Any general guidance or ideas would be greatly appreciated. My knowledge of electronics is somewhat rudimentary, as is my knowledge of programming, but I am a quick learner and listen well. This project is very important to me, and it has been at a standstill for several weeks now, so I am in dire need of a breakthrough. Thanks in advance.

Do you know what “kind” (general frequencies) of noise you are getting? Have you tried making an “analog” filter to get rid of some noise that would be outside the audible spectrum? You can make a rough filter very easily with parts you may very well have on you anyway. Voltage spikes can also be leveled out with capacitors. Not sure if I am fully understanding your issue, but those may be worth a look.

The MAX9814 has auto-gain, so that makes it useless for measuring loudness.

The other mic should work.

You are measuring/sampling a wave so even with a constant tone the measurements will "look random", except louder sounds will have some higher positive and negative peaks. If you don't understand why the readings look random, check out the [u]Audacity website[/u] for a little introduction to how audio is sampled.

Note that the Arduino can't measure negative voltages so most "microphone boards" are biased at half the power supply voltage and the signals go below and above that bias. At 5V silence should read about 512 (half of the 1023 range) and with a 3V supply silence should read about 307. You can subtract-out the bias to get the positive and negative values.

Of course, your room isn't really dead silent...

Since the waveform is positive half the time and negative half the time, the average is always zero. (Or if here is bias, the average is equal to the bias.)

There are a couple of ways to deal with this... The easiest thing is to sample in a "fast loop" for about 50 milliseconds (or longer) and find the peaks.
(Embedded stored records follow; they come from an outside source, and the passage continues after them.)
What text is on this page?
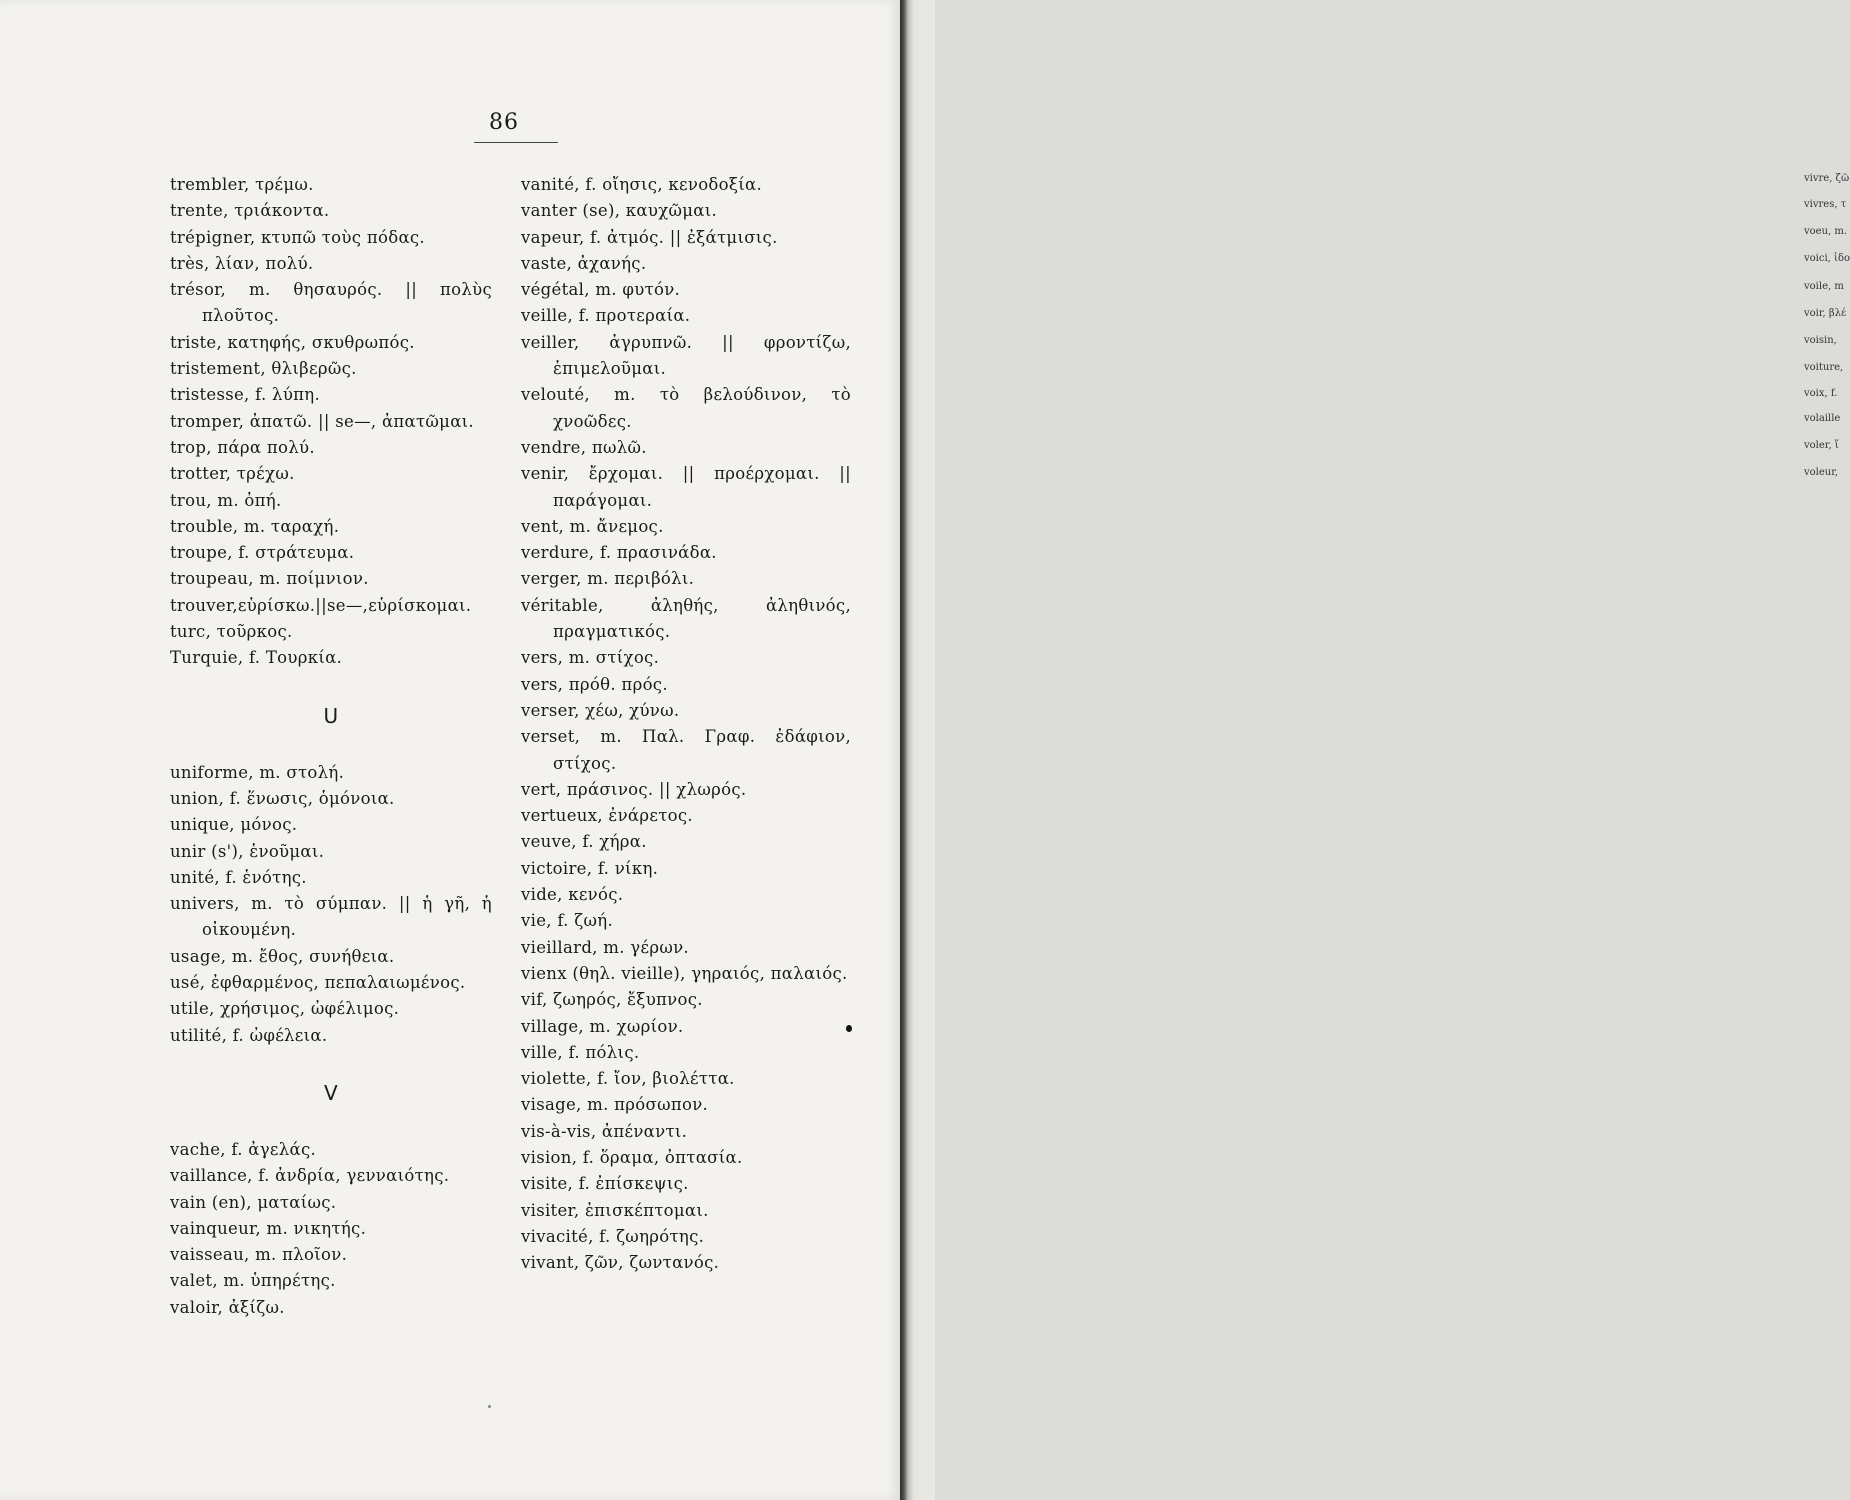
86
trembler, τρέμω.
trente, τριάκοντα.
trépigner, κτυπῶ τοὺς πόδας.
très, λίαν, πολύ.
trésor, m. θησαυρός. || πολὺς πλοῦτος.
triste, κατηφής, σκυθρωπός.
tristement, θλιβερῶς.
tristesse, f. λύπη.
tromper, ἀπατῶ. || se—, ἀπατῶμαι.
trop, πάρα πολύ.
trotter, τρέχω.
trou, m. ὀπή.
trouble, m. ταραχή.
troupe, f. στράτευμα.
troupeau, m. ποίμνιον.
trouver,εὑρίσκω.||se—,εὑρίσκομαι.
turc, τοῦρκος.
Turquie, f. Τουρκία.
U
uniforme, m. στολή.
union, f. ἕνωσις, ὁμόνοια.
unique, μόνος.
unir (s'), ἑνοῦμαι.
unité, f. ἑνότης.
univers, m. τὸ σύμπαν. || ἡ γῆ, ἡ οἰκουμένη.
usage, m. ἔθος, συνήθεια.
usé, ἐφθαρμένος, πεπαλαιωμένος.
utile, χρήσιμος, ὠφέλιμος.
utilité, f. ὠφέλεια.
V
vache, f. ἀγελάς.
vaillance, f. ἀνδρία, γενναιότης.
vain (en), ματαίως.
vainqueur, m. νικητής.
vaisseau, m. πλοῖον.
valet, m. ὑπηρέτης.
valoir, ἀξίζω.
vanité, f. οἴησις, κενοδοξία.
vanter (se), καυχῶμαι.
vapeur, f. ἀτμός. || ἐξάτμισις.
vaste, ἀχανής.
végétal, m. φυτόν.
veille, f. προτεραία.
veiller, ἀγρυπνῶ. || φροντίζω, ἐπιμελοῦμαι.
velouté, m. τὸ βελούδινον, τὸ χνοῶδες.
vendre, πωλῶ.
venir, ἔρχομαι. || προέρχομαι. || παράγομαι.
vent, m. ἄνεμος.
verdure, f. πρασινάδα.
verger, m. περιβόλι.
véritable, ἀληθής, ἀληθινός, πραγματικός.
vers, m. στίχος.
vers, πρόθ. πρός.
verser, χέω, χύνω.
verset, m. Παλ. Γραφ. ἐδάφιον, στίχος.
vert, πράσινος. || χλωρός.
vertueux, ἐνάρετος.
veuve, f. χήρα.
victoire, f. νίκη.
vide, κενός.
vie, f. ζωή.
vieillard, m. γέρων.
vienx (θηλ. vieille), γηραιός, παλαιός.
vif, ζωηρός, ἔξυπνος.
village, m. χωρίον.
ville, f. πόλις.
violette, f. ἴον, βιολέττα.
visage, m. πρόσωπον.
vis-à-vis, ἀπέναντι.
vision, f. ὅραμα, ὀπτασία.
visite, f. ἐπίσκεψις.
visiter, ἐπισκέπτομαι.
vivacité, f. ζωηρότης.
vivant, ζῶν, ζωντανός.
vivre, ζῶ
vivres, τ
voeu, m.
voici, ἰδο
voile, m
voir, βλέ
voisin,
voiture,
voix, f.
volaille
voler, ἵ
voleur,
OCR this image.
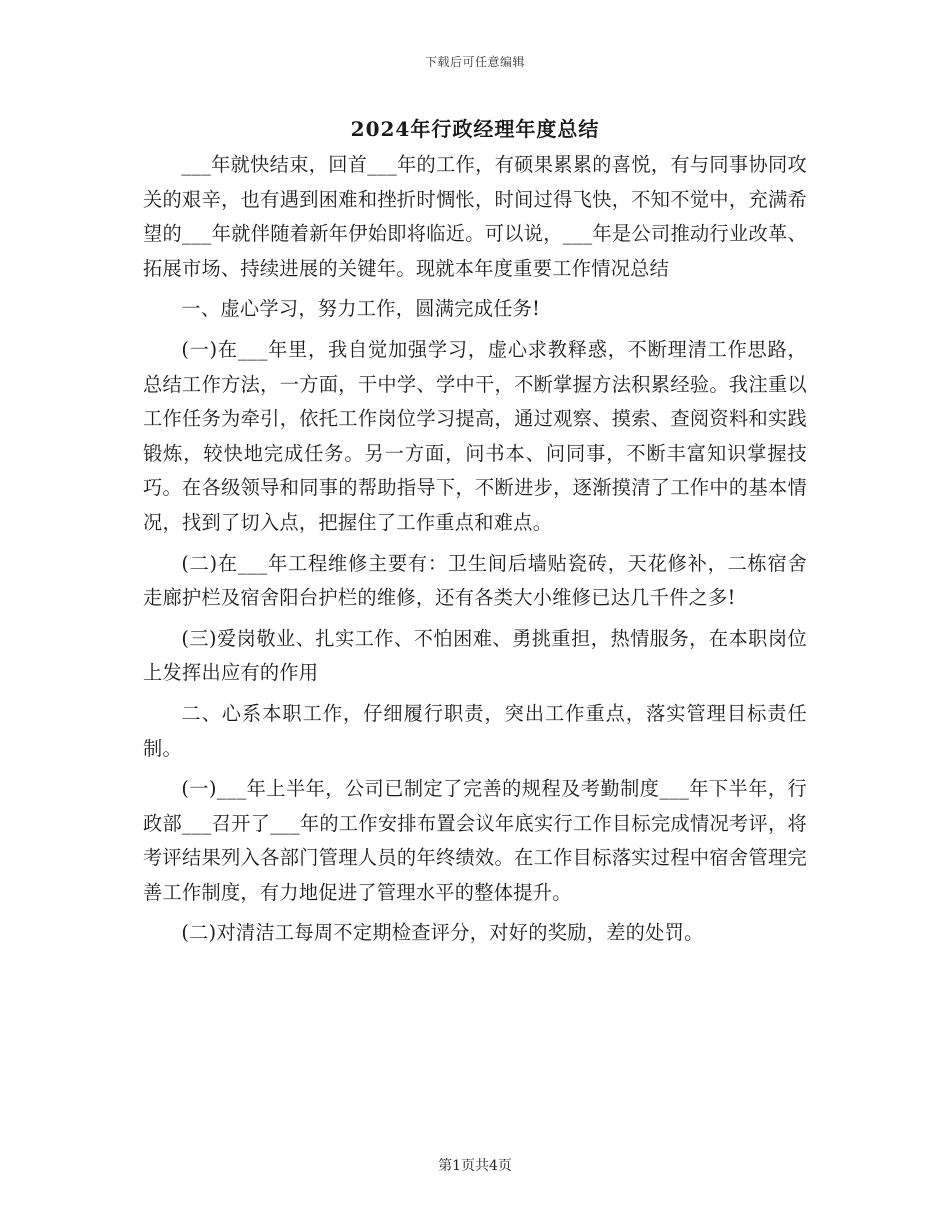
下载后可任意编辑
2024年行政经理年度总结

___年就快结束，回首___年的工作，有硕果累累的喜悦，有与同事协同攻关的艰辛，也有遇到困难和挫折时惆怅，时间过得飞快，不知不觉中，充满希望的___年就伴随着新年伊始即将临近。可以说，___年是公司推动行业改革、拓展市场、持续进展的关键年。现就本年度重要工作情况总结

一、虚心学习，努力工作，圆满完成任务!

(一)在___年里，我自觉加强学习，虚心求教释惑，不断理清工作思路，总结工作方法，一方面，干中学、学中干，不断掌握方法积累经验。我注重以工作任务为牵引，依托工作岗位学习提高，通过观察、摸索、查阅资料和实践锻炼，较快地完成任务。另一方面，问书本、问同事，不断丰富知识掌握技巧。在各级领导和同事的帮助指导下，不断进步，逐渐摸清了工作中的基本情况，找到了切入点，把握住了工作重点和难点。

(二)在___年工程维修主要有：卫生间后墙贴瓷砖，天花修补，二栋宿舍走廊护栏及宿舍阳台护栏的维修，还有各类大小维修已达几千件之多!

(三)爱岗敬业、扎实工作、不怕困难、勇挑重担，热情服务，在本职岗位上发挥出应有的作用

二、心系本职工作，仔细履行职责，突出工作重点，落实管理目标责任制。

(一)___年上半年，公司已制定了完善的规程及考勤制度___年下半年，行政部___召开了___年的工作安排布置会议年底实行工作目标完成情况考评，将考评结果列入各部门管理人员的年终绩效。在工作目标落实过程中宿舍管理完善工作制度，有力地促进了管理水平的整体提升。

(二)对清洁工每周不定期检查评分，对好的奖励，差的处罚。

第1页共4页
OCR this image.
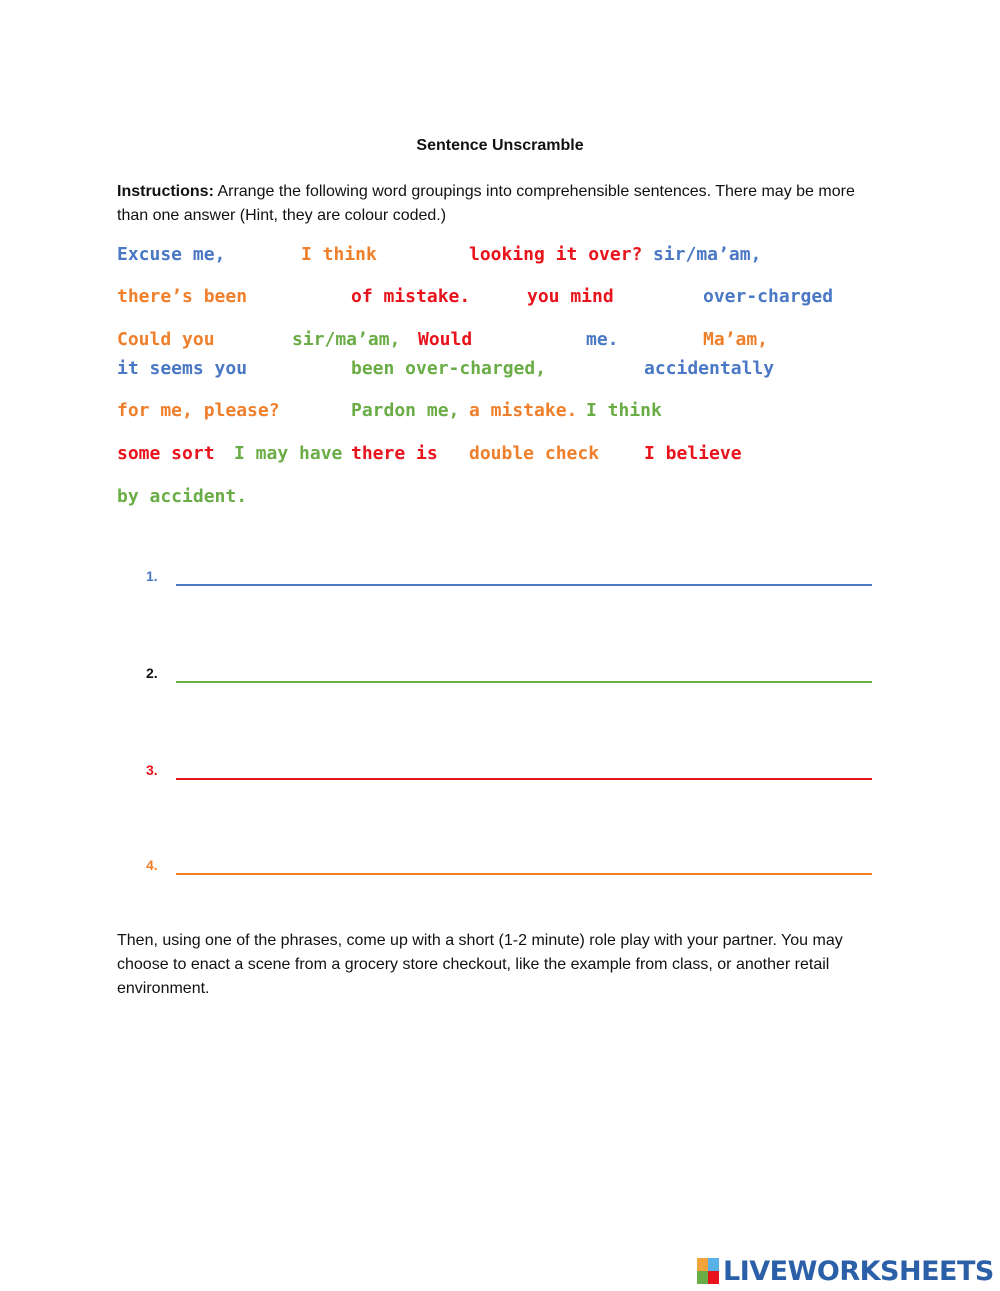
Sentence Unscramble
Instructions: Arrange the following word groupings into comprehensible sentences. There may be more than one answer (Hint, they are colour coded.)
Excuse me,	I think	looking it over? sir/ma’am,
there’s been	of mistake.	you mind	over-charged
Could you	sir/ma’am, Would	me.	Ma’am,
it seems you	been over-charged,	accidentally
for me, please?	Pardon me, a mistake. I think
some sort I may have there is double check I believe
by accident.
1.
2.
3.
4.
Then, using one of the phrases, come up with a short (1-2 minute) role play with your partner. You may choose to enact a scene from a grocery store checkout, like the example from class, or another retail environment.
LIVEWORKSHEETS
Or, you can take the average of the absolute values or the average of the positive samples (ignoring the negative samples).

You might have more success if you used something like this sound detector board.

Instead of just having an audio output, the signal is processed further to give an 'envelope' output and a 'gate' output.

The three outputs can be used independently, one of the others may be more appropriate for your intended use.

The schematic of the board is shown here, it may give you an ideas for an op amp circuit to assist you.